What A Terrible World, What A Beautiful World
EMI
Decemberists frontman and principal songwriter Colin Meloy said in a recent Australian interview that the three children’s books he created with his wife, Carson Ellis, since the release of 2011’s The King Is Dead, satisfied his innate desire to craft narrative.
So on his band’s seventh full-length release, What a Terrible World, What a Beautiful World, we see rare glimpses of Meloy’s personal leanings and admissions. This is immediately evident on the wry opener ‘The Singer Addresses His Audience’, in which Meloy ironically dissects the relationship between band and fanbase. On ‘Philomena’, Meloy relives his youth and proclaims ‘All that I wanted in the world was just to see a naked girl‘.
Sonically, What a Terrible World is a throw-back to the pastoral, old-world pop folk and brevity of 2005’s Picaresque and much of 2006’s The Crane Wife. There’s no clear narrative thread between the songs. It is a vast contrast to the group’s 2009 folk-rock opera masterpiece, The Hazards of Love, and is a far cry from the country-rock of 2011’s The King is Dead.
But when Meloy and band crafts a record such as this, they draw on an esteemed array of artful songwriting techniques.

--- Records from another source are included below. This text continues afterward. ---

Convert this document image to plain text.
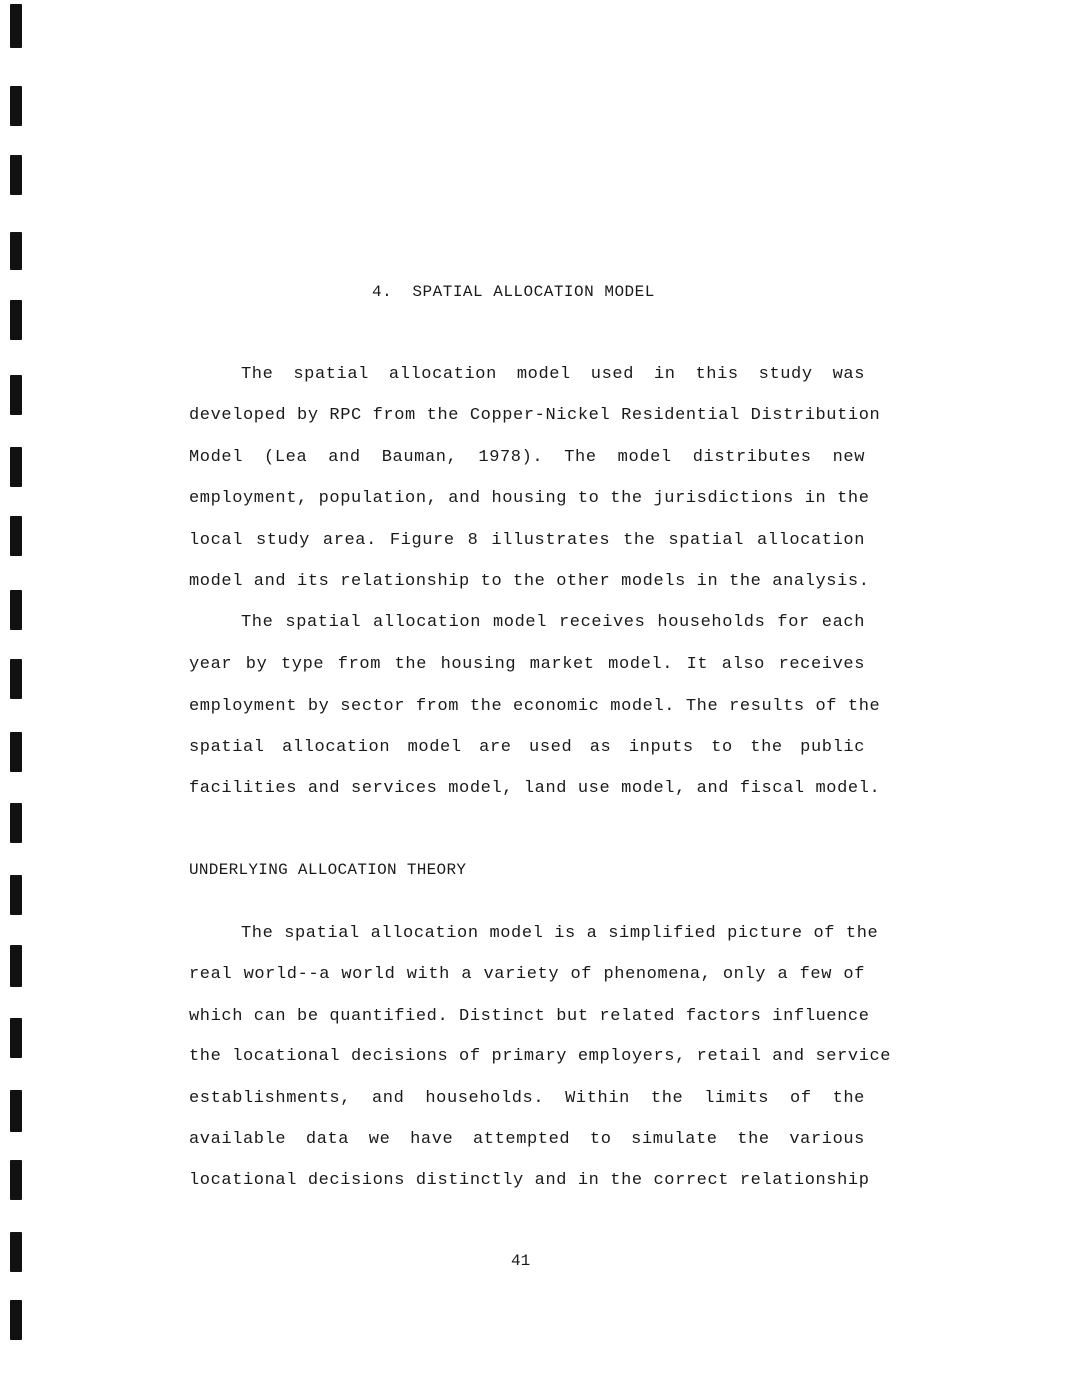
4.  SPATIAL ALLOCATION MODEL
The spatial allocation model used in this study was
developed by RPC from the Copper-Nickel Residential Distribution
Model (Lea and Bauman, 1978). The model distributes new
employment, population, and housing to the jurisdictions in the
local study area. Figure 8 illustrates the spatial allocation
model and its relationship to the other models in the analysis.
The spatial allocation model receives households for each
year by type from the housing market model. It also receives
employment by sector from the economic model. The results of the
spatial allocation model are used as inputs to the public
facilities and services model, land use model, and fiscal model.
UNDERLYING ALLOCATION THEORY
The spatial allocation model is a simplified picture of the
real world--a world with a variety of phenomena, only a few of
which can be quantified. Distinct but related factors influence
the locational decisions of primary employers, retail and service
establishments, and households. Within the limits of the
available data we have attempted to simulate the various
locational decisions distinctly and in the correct relationship
41
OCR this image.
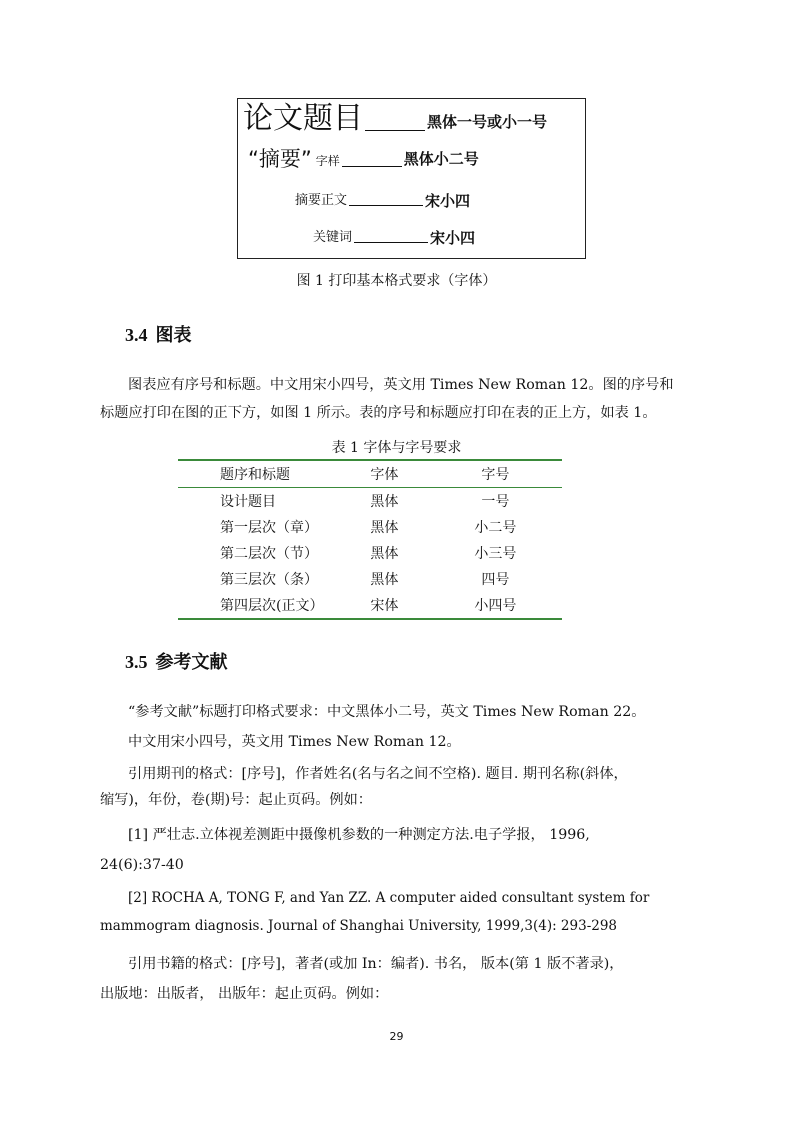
论文题目	黑体一号或小一号
“摘要” 字样	黑体小二号
摘要正文	宋小四
关键词	宋小四
图 1 打印基本格式要求（字体）
3.4 图表
图表应有序号和标题。中文用宋小四号，英文用 Times New Roman 12。图的序号和
标题应打印在图的正下方，如图 1 所示。表的序号和标题应打印在表的正上方，如表 1。
表 1 字体与字号要求
题序和标题	字体	字号
设计题目	黑体	一号
第一层次（章）	黑体	小二号
第二层次（节）	黑体	小三号
第三层次（条）	黑体	四号
第四层次(正文）	宋体	小四号
3.5 参考文献
“参考文献”标题打印格式要求：中文黑体小二号，英文 Times New Roman 22。
中文用宋小四号，英文用 Times New Roman 12。
引用期刊的格式：[序号]，作者姓名(名与名之间不空格). 题目. 期刊名称(斜体，
缩写)，年份，卷(期)号：起止页码。例如：
[1] 严壮志.立体视差测距中摄像机参数的一种测定方法.电子学报， 1996,
24(6):37-40
[2] ROCHA A, TONG F, and Yan ZZ. A computer aided consultant system for
mammogram diagnosis. Journal of Shanghai University, 1999,3(4): 293-298
引用书籍的格式：[序号]，著者(或加 In：编者). 书名， 版本(第 1 版不著录)，
出版地：出版者， 出版年：起止页码。例如：
29
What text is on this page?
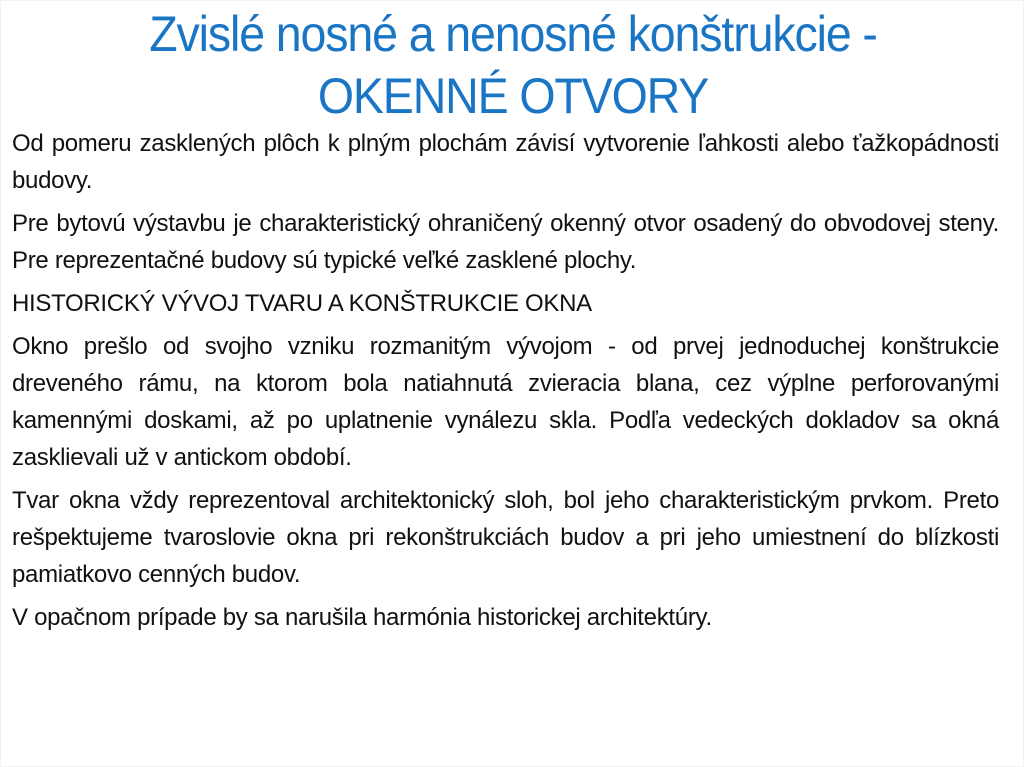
Zvislé nosné a nenosné konštrukcie -
OKENNÉ OTVORY

Od pomeru zasklených plôch k plným plochám závisí vytvorenie ľahkosti alebo ťažkopádnosti budovy.

Pre bytovú výstavbu je charakteristický ohraničený okenný otvor osadený do obvodovej steny. Pre reprezentačné budovy sú typické veľké zasklené plochy.

HISTORICKÝ VÝVOJ TVARU A KONŠTRUKCIE OKNA

Okno prešlo od svojho vzniku rozmanitým vývojom - od prvej jednoduchej konštrukcie dreveného rámu, na ktorom bola natiahnutá zvieracia blana, cez výplne perforovanými kamennými doskami, až po uplatnenie vynálezu skla. Podľa vedeckých dokladov sa okná zasklievali už v antickom období.

Tvar okna vždy reprezentoval architektonický sloh, bol jeho charakteristickým prvkom. Preto rešpektujeme tvaroslovie okna pri rekonštrukciách budov a pri jeho umiestnení do blízkosti pamiatkovo cenných budov.

V opačnom prípade by sa narušila harmónia historickej architektúry.
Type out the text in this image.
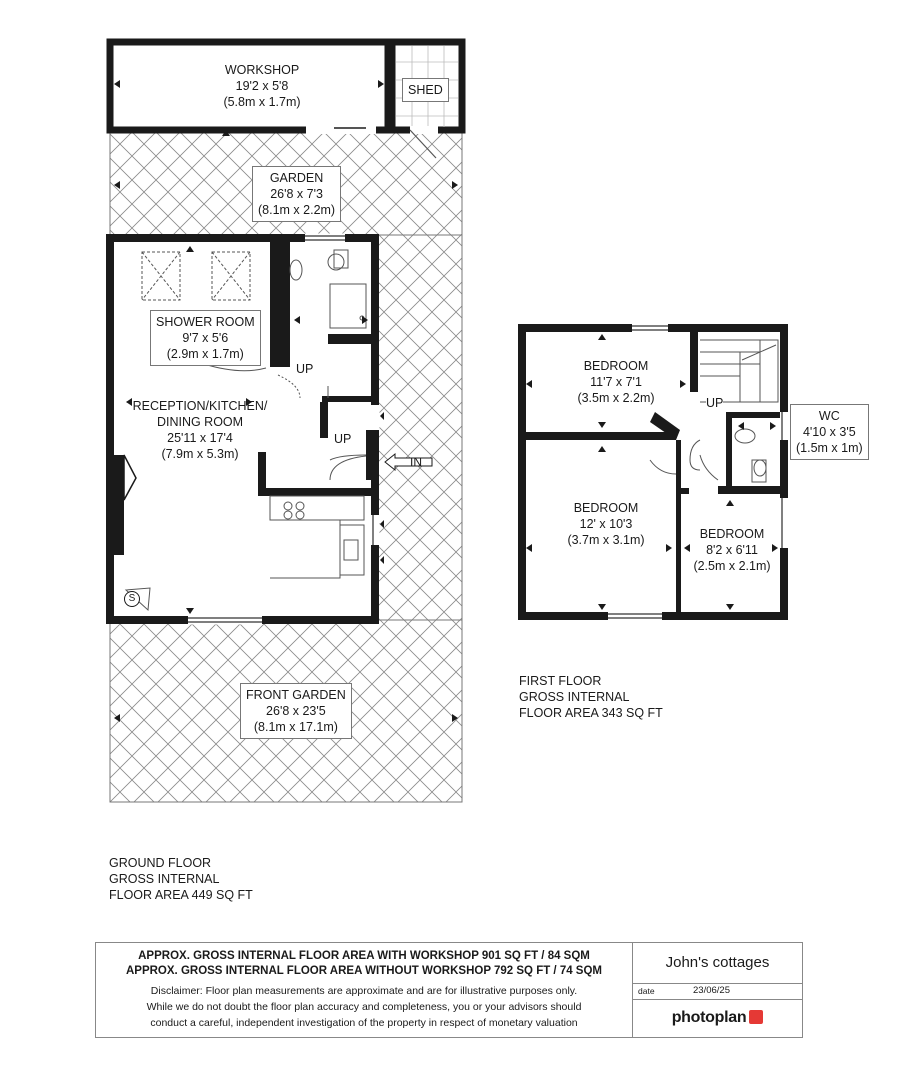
WORKSHOP
19'2 x 5'8
(5.8m x 1.7m)
SHED
GARDEN
26'8 x 7'3
(8.1m x 2.2m)
SHOWER ROOM
9'7 x 5'6
(2.9m x 1.7m)
RECEPTION/KITCHEN/
DINING ROOM
25'11 x 17'4
(7.9m x 5.3m)
FRONT GARDEN
26'8 x 23'5
(8.1m x 17.1m)
BEDROOM
11'7 x 7'1
(3.5m x 2.2m)
BEDROOM
12' x 10'3
(3.7m x 3.1m)	BEDROOM
8'2 x 6'11
(2.5m x 2.1m)
WC
4'10 x 3'5
(1.5m x 1m)
UP
UP
UP
IN
S
GROUND FLOOR
GROSS INTERNAL
FLOOR AREA 449 SQ FT
FIRST FLOOR
GROSS INTERNAL
FLOOR AREA 343 SQ FT
APPROX. GROSS INTERNAL FLOOR AREA WITH WORKSHOP 901 SQ FT / 84 SQM
APPROX. GROSS INTERNAL FLOOR AREA WITHOUT WORKSHOP 792 SQ FT / 74 SQM
Disclaimer: Floor plan measurements are approximate and are for illustrative purposes only.
While we do not doubt the floor plan accuracy and completeness, you or your advisors should
conduct a careful, independent investigation of the property in respect of monetary valuation
John's cottages
date	23/06/25
photoplan
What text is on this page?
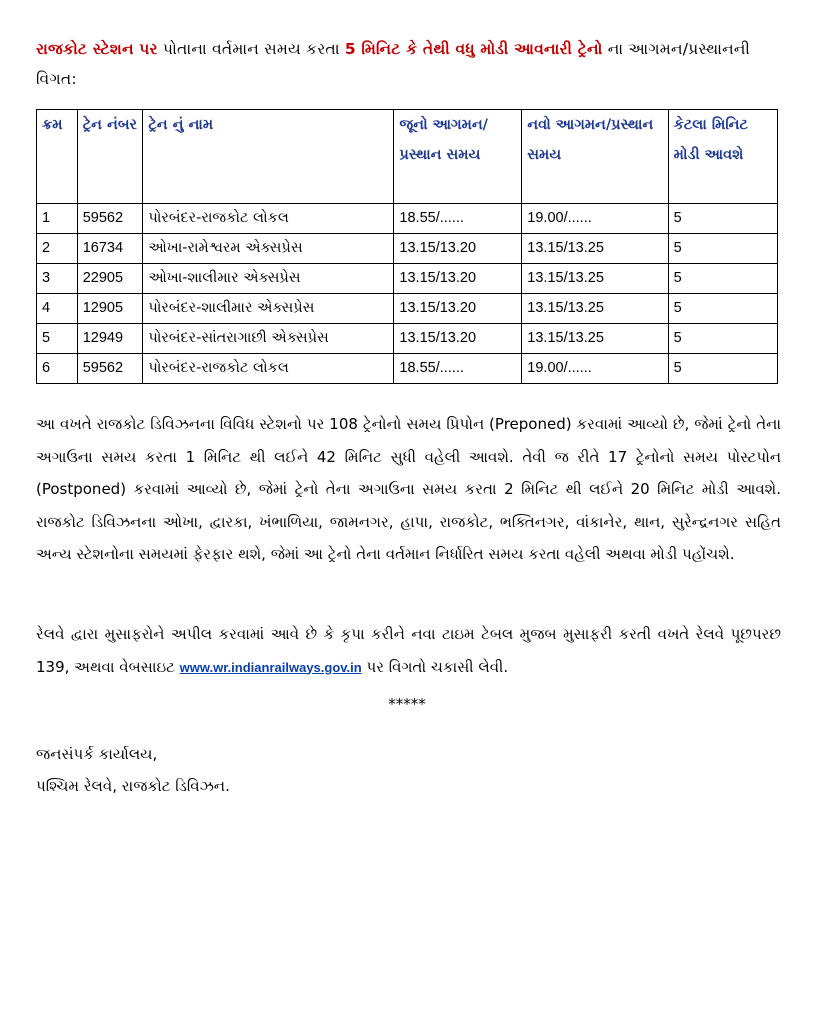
રાજકોટ સ્ટેશન પર પોતાના વર્તમાન સમય કરતા 5 મિનિટ કે તેથી વધુ મોડી આવનારી ટ્રેનો ના આગમન/પ્રસ્થાનની વિગત:
ક્રમ	ટ્રેન નંબર	ટ્રેન નું નામ	જૂનો આગમન/પ્રસ્થાન સમય	નવો આગમન/પ્રસ્થાન સમય	કેટલા મિનિટ મોડી આવશે
1	59562	પોરબંદર-રાજકોટ લોકલ	18.55/......	19.00/......	5
2	16734	ઓખા-રામેશ્વરમ એક્સપ્રેસ	13.15/13.20	13.15/13.25	5
3	22905	ઓખા-શાલીમાર એક્સપ્રેસ	13.15/13.20	13.15/13.25	5
4	12905	પોરબંદર-શાલીમાર એક્સપ્રેસ	13.15/13.20	13.15/13.25	5
5	12949	પોરબંદર-સાંતરાગાછી એક્સપ્રેસ	13.15/13.20	13.15/13.25	5
6	59562	પોરબંદર-રાજકોટ લોકલ	18.55/......	19.00/......	5
આ વખતે રાજકોટ ડિવિઝનના વિવિધ સ્ટેશનો પર 108 ટ્રેનોનો સમય પ્રિપોન (Preponed) કરવામાં આવ્યો છે, જેમાં ટ્રેનો તેના અગાઉના સમય કરતા 1 મિનિટ થી લઈને 42 મિનિટ સુધી વહેલી આવશે. તેવી જ રીતે 17 ટ્રેનોનો સમય પોસ્ટપોન (Postponed) કરવામાં આવ્યો છે, જેમાં ટ્રેનો તેના અગાઉના સમય કરતા 2 મિનિટ થી લઈને 20 મિનિટ મોડી આવશે. રાજકોટ ડિવિઝનના ઓખા, દ્વારકા, ખંભાળિયા, જામનગર, હાપા, રાજકોટ, ભક્તિનગર, વાંકાનેર, થાન, સુરેન્દ્રનગર સહિત અન્ય સ્ટેશનોના સમયમાં ફેરફાર થશે, જેમાં આ ટ્રેનો તેના વર્તમાન નિર્ધારિત સમય કરતા વહેલી અથવા મોડી પહોંચશે.
રેલવે દ્વારા મુસાફરોને અપીલ કરવામાં આવે છે કે કૃપા કરીને નવા ટાઇમ ટેબલ મુજબ મુસાફરી કરતી વખતે રેલવે પૂછપરછ 139, અથવા વેબસાઇટ www.wr.indianrailways.gov.in પર વિગતો ચકાસી લેવી.
*****
જનસંપર્ક કાર્યાલય,
પશ્ચિમ રેલવે, રાજકોટ ડિવિઝન.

The single, ‘Make You Better’, immediately evokes the joyous, resounding anthemic quality that defines The Decemberists’ sound. Elegant, rambling folk tracks like ‘Lake Song’ fit effortlessly alongside stripped-back Americana like ‘Carolina Low’. ‘Cavalry Captain’, with its brass hook, is one of the best tracks the band has ever released. These are the elements of a classic Decemberists record – songs that feel like short stories in collection by a single author.
Meloy remains one of the most verbose and eloquent of all lyricists in modern music, and the lush instrumentation provided by the incredible artists in his fold serve his poetry with stunning clarity. And in the record’s title, Meloy and co. articulate the divided opinion of most astute humans. But they also sum up the literary depth of their songbook – songs that are often as beautiful as they are dark. Terrible and beautiful – the dichotomy present in The Decemberists’ most stirring compositions.